Three senior Karen leaders dismissed

The Karen National Union (KNU) today dismissed three senior rebel leaders for opening an unauthorised liaison office with the Burmese government in the state capital Hpa-an.

Karen National Liberation Army (KNLA) Commander-in-Chief Mutu Say Poe and central executive committee members David Htaw and Roger Khin all faced the axe on Thursday over allegations of organisational misconduct, according to local sources.

While the KNU has yet to issue a formal statement, it is the strongest indication yet of a split within its senior ranks since inking a tentative peace deal with the Burmese government in January.

A group led by General Mutu Say Poe opened the contested office in Hpa-an last week, days after the KNU’s Supreme Headquarters released a statement insisting it did “not have any knowledge” of their plans and emphasised that the KNLA is a branch of the KNU.

Senior figures from Burma’s Union parliament, including Ethnic Affairs Minister Aung Min, who is currently leading the government’s peace negotiations with armed groups, were also in attendance.

“The KNU has firmly resolved to achieve genuine peace by resolving the political problems by political means.
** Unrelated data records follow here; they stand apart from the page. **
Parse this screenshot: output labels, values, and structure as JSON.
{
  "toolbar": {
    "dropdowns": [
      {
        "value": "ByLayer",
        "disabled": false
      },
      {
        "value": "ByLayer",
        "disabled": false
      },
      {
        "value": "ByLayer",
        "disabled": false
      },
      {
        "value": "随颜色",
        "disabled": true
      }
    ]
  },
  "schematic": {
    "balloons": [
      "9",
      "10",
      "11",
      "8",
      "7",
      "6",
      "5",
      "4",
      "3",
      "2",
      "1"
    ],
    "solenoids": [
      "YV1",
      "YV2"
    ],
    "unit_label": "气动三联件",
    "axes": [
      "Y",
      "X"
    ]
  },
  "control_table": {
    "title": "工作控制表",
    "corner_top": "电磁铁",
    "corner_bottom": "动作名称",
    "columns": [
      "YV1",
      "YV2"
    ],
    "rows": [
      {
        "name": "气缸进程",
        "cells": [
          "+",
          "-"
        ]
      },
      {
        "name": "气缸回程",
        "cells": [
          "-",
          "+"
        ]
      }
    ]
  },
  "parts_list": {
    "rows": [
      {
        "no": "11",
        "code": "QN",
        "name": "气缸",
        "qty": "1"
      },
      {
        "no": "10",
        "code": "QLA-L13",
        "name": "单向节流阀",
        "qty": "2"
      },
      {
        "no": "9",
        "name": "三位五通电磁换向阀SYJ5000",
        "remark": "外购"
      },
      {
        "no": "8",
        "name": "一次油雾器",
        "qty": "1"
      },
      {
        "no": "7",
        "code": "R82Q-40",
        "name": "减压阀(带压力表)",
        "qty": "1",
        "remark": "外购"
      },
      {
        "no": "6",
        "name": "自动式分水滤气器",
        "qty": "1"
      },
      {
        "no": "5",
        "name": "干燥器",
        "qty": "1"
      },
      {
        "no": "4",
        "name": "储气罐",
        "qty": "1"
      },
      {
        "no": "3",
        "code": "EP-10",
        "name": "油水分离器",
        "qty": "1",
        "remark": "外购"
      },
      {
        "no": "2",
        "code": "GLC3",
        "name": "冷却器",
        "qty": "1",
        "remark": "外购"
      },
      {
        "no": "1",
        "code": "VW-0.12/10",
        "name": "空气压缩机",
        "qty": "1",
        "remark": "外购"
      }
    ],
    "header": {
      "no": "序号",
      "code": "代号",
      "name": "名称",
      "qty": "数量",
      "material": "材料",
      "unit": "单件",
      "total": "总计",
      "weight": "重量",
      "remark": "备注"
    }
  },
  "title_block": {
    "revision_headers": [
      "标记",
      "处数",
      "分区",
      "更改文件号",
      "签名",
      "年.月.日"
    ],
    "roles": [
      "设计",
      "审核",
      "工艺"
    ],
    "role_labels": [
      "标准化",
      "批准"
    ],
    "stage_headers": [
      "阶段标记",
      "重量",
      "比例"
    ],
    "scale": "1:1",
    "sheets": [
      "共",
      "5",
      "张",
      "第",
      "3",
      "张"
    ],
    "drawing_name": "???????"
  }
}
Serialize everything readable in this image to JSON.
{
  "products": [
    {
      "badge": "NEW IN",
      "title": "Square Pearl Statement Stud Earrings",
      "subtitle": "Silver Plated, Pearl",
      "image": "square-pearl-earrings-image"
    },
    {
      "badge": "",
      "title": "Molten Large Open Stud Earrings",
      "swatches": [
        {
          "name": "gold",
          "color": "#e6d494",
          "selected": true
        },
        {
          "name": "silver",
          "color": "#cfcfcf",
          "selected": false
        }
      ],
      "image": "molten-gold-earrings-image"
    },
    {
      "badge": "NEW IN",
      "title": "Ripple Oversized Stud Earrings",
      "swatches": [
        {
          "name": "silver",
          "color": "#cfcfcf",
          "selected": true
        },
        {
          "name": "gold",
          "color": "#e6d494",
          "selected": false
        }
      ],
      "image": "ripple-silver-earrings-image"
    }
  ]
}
In order to achieve that end, the KNU has laid down a program to conduct negotiations progressively and systematically,” said the statement.

General Mutu Say Poe told DVB that he heard the news of his dismissal while in Rangoon, but was unwilling to comment further.

Mutu Say Poe and David Htaw, key players in the KNU’s early peace negotiations, including the historic January ceasefire deal, have previously faced internal criticisms for moving too quickly. General Secretary Zipporah Sein told the New York Times shortly after the agreement that their peace delegation were “not authorised” to sign a deal. She has since taken the lead of negotiations.

The KNU has met twice more with the government’s peace delegation to discuss troop positioning, a mutual code of conduct and the opening of liaison offices, of which three have officially been established.

The European Karen Network (EKN) today accused the regime of employing “divide and rule tactics against the Karen”, which “raise serious questions about the Burmese government’s sincerity in its peace negotiations”.

“It is not the first time that they have tried to split the KNU, that is their tactic. They have been using it for a long time,” EKN spokesperson Htoo Ku Hsar Say told DVB. “They allow this group to open a liaison office without the approval of the KNU’s central committee. They are responsible for that.”

The EKN also expressed concern over the impact of the Norwegian-led Myanmar Peace Support Initiative (MPSI), which is designed to support the fragile peace process, including the establishment of liaison offices. The initiative has already faced accusations of lacking transparency, excluding community voices and moving too quickly.

“We are concerned about the role of some individuals working for the Myanmar Peace Support Initiative with regards to the unauthorised liaison office,” said EKN in a statement. “Peace funds may undermine the peace that they are supposed to be supporting.”

Htoo Ku Hsar Say called on the MPSI to publish all details of their meetings and conversations relating to the unauthorised liaison office. “Our main message is there must be transparency. We as citizens of Burma know nothing about the peace process.”

The MPSI could not be reached for comment.